Tzalash: Saving spiritual lives in the IDF

"Someone who observes the commandments will be a better soldier because of it," says Rabbi Peretz Einhorn.

Itamar Segal ,

Tzalash
Tzalash
David Haim Yaish

The Tzalash organization – an acronym for the Hebrew words that translate as “the army for the sake of Heaven” – is bringing about a profound change in the way religious soldiers and officers perceive their army service.

Around seven years ago, Rabbi Peretz Einhorn began to work toward the aim of convincing religious soldiers in the IDF that it is not only possible but vital to advance in one’s spirituality while serving in the army. His basic idea was that the IDF could be perceived as an environment that could actually foster religious observance, combating the common perception that religious soldiers invariably experienced a spiritual decline during their army service.

Rabbi Einhorn’s dream was to see IDF soldiers learning more Torah and being more meticulous in their observance of Jewish law, as well as excelling in their military service and being an example to their fellow soldiers – bringing them closer to Judaism with a smile and warm enthusiasm.

“Tzalash is basically telling religious soldiers that they are not alone,” says Rabbi Einhorn. “You’re not alone – you’re part of a group of soldiers who are serving G-d wherever you find yourselves; you’re part of an organization that has core groups of Torah-observant soldiers on army bases all over the country, giving you a spiritual framework that keeps you strong.”

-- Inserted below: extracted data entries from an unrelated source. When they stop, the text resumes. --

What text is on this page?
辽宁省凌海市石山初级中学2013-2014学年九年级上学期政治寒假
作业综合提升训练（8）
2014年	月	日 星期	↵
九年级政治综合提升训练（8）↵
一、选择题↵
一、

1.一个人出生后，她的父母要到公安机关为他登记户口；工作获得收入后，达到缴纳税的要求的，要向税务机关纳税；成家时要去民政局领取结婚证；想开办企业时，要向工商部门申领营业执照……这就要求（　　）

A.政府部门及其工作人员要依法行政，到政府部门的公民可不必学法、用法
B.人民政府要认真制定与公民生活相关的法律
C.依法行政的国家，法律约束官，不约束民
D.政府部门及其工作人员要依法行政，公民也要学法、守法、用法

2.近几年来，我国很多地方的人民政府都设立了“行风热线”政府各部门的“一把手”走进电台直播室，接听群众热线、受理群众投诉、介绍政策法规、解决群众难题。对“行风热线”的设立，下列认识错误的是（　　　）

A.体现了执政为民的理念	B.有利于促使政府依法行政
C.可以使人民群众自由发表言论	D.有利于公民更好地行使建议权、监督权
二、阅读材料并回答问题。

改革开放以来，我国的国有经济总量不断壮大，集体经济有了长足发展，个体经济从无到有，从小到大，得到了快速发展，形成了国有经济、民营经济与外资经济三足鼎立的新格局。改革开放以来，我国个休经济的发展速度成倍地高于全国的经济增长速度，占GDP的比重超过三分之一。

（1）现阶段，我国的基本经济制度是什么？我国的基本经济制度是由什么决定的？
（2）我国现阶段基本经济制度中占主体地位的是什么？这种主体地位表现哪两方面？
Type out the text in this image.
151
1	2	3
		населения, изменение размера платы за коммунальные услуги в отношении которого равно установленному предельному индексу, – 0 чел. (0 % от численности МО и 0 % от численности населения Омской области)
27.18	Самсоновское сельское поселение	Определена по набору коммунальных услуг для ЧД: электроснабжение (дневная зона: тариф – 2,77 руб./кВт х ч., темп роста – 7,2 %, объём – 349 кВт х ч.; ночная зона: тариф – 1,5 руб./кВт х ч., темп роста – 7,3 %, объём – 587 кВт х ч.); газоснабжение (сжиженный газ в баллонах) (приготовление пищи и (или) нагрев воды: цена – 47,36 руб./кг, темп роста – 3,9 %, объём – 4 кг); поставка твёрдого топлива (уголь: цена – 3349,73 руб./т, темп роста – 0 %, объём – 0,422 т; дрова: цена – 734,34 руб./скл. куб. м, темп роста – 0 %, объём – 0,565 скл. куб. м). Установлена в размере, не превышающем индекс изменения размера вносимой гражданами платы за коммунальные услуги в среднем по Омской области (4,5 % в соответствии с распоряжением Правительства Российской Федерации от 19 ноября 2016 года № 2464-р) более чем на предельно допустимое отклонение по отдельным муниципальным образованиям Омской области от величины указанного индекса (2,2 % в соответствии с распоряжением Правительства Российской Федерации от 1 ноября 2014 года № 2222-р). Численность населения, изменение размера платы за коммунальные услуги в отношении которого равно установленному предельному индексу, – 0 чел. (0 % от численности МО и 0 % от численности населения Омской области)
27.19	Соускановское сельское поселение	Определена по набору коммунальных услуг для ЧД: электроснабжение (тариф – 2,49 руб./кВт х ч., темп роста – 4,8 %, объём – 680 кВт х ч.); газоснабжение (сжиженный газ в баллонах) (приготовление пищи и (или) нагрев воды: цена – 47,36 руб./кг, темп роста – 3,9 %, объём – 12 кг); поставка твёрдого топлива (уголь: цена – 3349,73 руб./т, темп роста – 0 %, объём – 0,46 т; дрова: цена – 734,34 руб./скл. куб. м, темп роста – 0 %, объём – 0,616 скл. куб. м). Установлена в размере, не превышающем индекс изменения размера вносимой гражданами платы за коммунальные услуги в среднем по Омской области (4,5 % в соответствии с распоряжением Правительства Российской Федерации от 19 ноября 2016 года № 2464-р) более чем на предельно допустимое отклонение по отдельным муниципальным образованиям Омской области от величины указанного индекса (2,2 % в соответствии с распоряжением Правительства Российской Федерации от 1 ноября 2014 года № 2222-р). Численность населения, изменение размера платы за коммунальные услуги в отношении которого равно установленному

Among its other projects, Tzalash also produces pocket-size Gemaras and other holy books, which it distributes for free and which can be found in the hands of soldiers everywhere, enabling them to recharge their spiritual batteries even years after they have left the study halls they occupied before commencing their army service. The organization holds around 500 “siyum” ceremonies per year, celebrating the completion of a program of Torah learning.

But Tzalash also aims to impact those soldiers who did not benefit from years of Torah learning before enlisting, providing them with the spiritual warmth that will hopefully enable them to remain religiously observant in challenging surroundings.

In describing his aims for religious soldiers inspired by Tzalash, Rabbi Einhorn says that such a soldier should take care to arrive at sentry duty early if possible, concern himself with the wellbeing of lone soldiers, and also remember to buy flowers for his mother before going home for Shabbat or festivals. “Someone who observes the commandments will be a better soldier because of it,” Rabbi Einhorn asserts, “because he’ll notice everything that’s going on around him.”

Indeed, one of the soldiers inspired by Tzalash related: “I had just a few minutes left before I had to leave on a mission. Suddenly, from the room next door to mine, I heard a soldier crying as if his heart would break. I knew I didn’t really have time to check it out, but then I remembered what Rabbi Einhorn always says – that we have to be aware of what’s going on with our fellow soldiers and take care of each other.”

After a swift inner debate, the soldier decided to risk punishment and go and see what was wrong with his comrade. “I knocked at the door, and asked him how he was doing, but he didn’t reply. So I opened the door and saw a soldier with the barrel of his rifle in his mouth. I ran over to him and grabbed his weapon, managed to calm him down, and made sure that he got the help that he needed.”

“This is our aim, our mission,” relates David Haim Yaish, a project coordinator for Tzalash. “We want soldiers to know that the Torah accompanies them throughout their army service. There are too many soldiers who think that they’ll just do the minimum during their army service and plan to resume a religious lifestyle when they leave the army. The message we are trying to get out is that we have to bring our full religious life and practices into the army with us, and it’s this that will enable us to grow and thrive.”